TITLE A Midsummer Night's Scream
AUTHOR R.L. Stine
PUBLICATION July 2nd 2013 by Feiwel & Friends
READ June 15 to 16, 2013
SOURCE From the publisher for review
The master of horror takes on the master of theater!
Get ready for laughter to turn into screams in R.L. Stine's re-imagining of Shakespeare's classic romantic comedy A Midsummer Night's Dream.
Everyone knows that Mayhem Manor is cursed. After production on the horror film was stopped due to a series of mysterious deaths, it became a Hollywood legend--which makes it perfect for Claire and her family. If they can successfully finish the film, it should be enough to save their ailing movie studio.
Sure, the old haunted house is creepy, and strange stuff has been happening, but this is Claire's chance. Her chance to become the movie star she's always dreamed and her chance to finally convince her friend Jake that she is girlfriend material. Of course, the fact that Jake thinks he's in love with her best friend, Delia, who is crushing hard on Jake's friend Shawn, who insists on following Claire around, could be a problem, but Claire is sure she can figure it out. After all, the course of true love never did run smooth.

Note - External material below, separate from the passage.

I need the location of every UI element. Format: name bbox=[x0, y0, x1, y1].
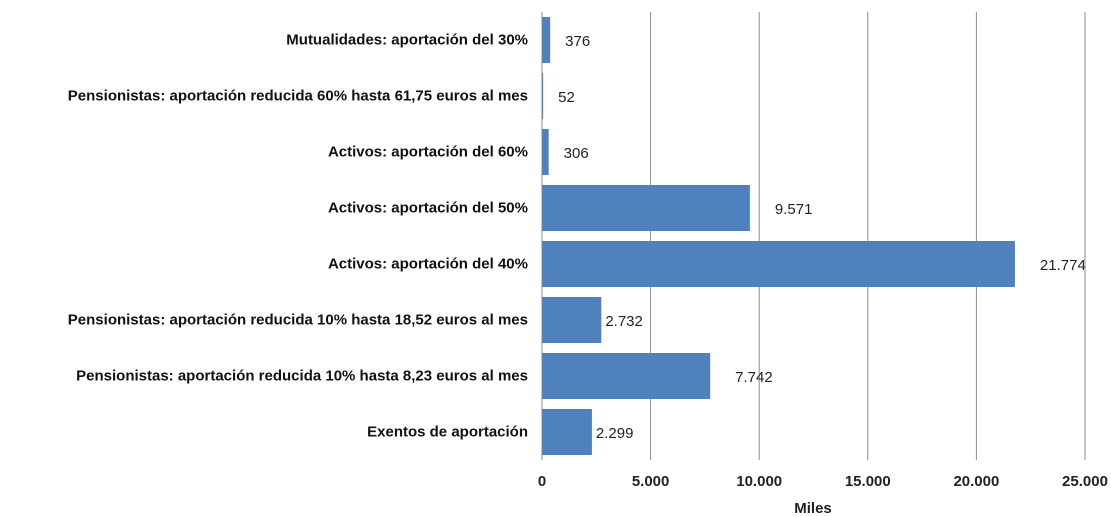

But once shooting starts, "creepy and strange" morph into "bloody and deadly," as the lines between film and reality begin to blur...

Whenever I write a review I try to think of one word that I want to use to describe the book and then I extrapolate from there. Rubbish is the only word that comes to mind when I think about A Midsummer Night’s Scream. This book was terrible. I usually try to be just and fair in my reviews but really there is just nothing good that I have to say about this novel.
The novel kicks off with a group of teenagers getting stranded in the woods when their car breaks down. We watch them set off into the woods in search of help and see them barge into a mansion that is basically a death trap. This stuff was so unbelievable, I mean one girl sits at the dining room table and ends up getting her hand chopped off when a sword fall from the roof, then everyone runs into the kitchen and when they notice the phone doesn’t work they start searching for food. No joke. More of these teens die and then it is revealed that those first few chapters weren’t the real story, they were a movie that the characters in the book were watching. A movie that was made in the 60’s where the teens actually ended up dying so production was stopped. Well guess what, the characters who were watching the movie are rich Beverly Hills kids who are now starring in the remake!
The incredibly fake tone that was set in the beginning is maintained throughout the novel. Everyone in this book does the most stupid things. I mean they remake this movie and, as I’m sure you can guess, people start really dying just as they had in the original. But since the studio is about to go broke they see this movie as their golden ticket and force production through once all the police investigations are over. Now, the people running this production company are the parents of teens who are working on the movie and they keep sending them off to work on this set where people are dying in freak accidents every time they try to shoot a scene. Very believable Mr. Stine.
We are also introduced to a little, hairy, leprechaun looking man very early on in the story. Our MC, Claire, finds him in a trailer and then she keeps stealing his potions. She’s trying to get a love potion to use on a guy that she likes who actually likes her best friend but she keeps stealing the wrong potion. First she steals a hate one and then a Benjamin Button type one but persist she does. I mean wouldn’t you stop when the first potion you stole made the guy you want to love you actually try to punch you? I can’t stress enough how ridiculously stupid every character in this novel was. Her best friend takes the lead in the movie after the original lead dies in a tragic accident. The guys that these girls like must have no brain because they can’t read that these girls like them when the girls are basically hitting them in the face with love sticks. The parent’s are so money hungry that they send their kids off to face probable death multiple times.
I just can’t with this book. The way it was written annoyed the heck out of me. Claire asks the readers questions along the way like she is having a conversation with you instead of you being a reader of a novel. The wrap up of it all is so incredibly far fetched that I found myself laughing when I should have been nervous for the characters. The one thing that I can say that is more on the positive side for this novel is that it did play out in my head like a Goosebumps episode. I think Stine would be better off sticking to MG literature where readers are much more willing to suspend belief to get a fun story. I can’t recommend this novel at all.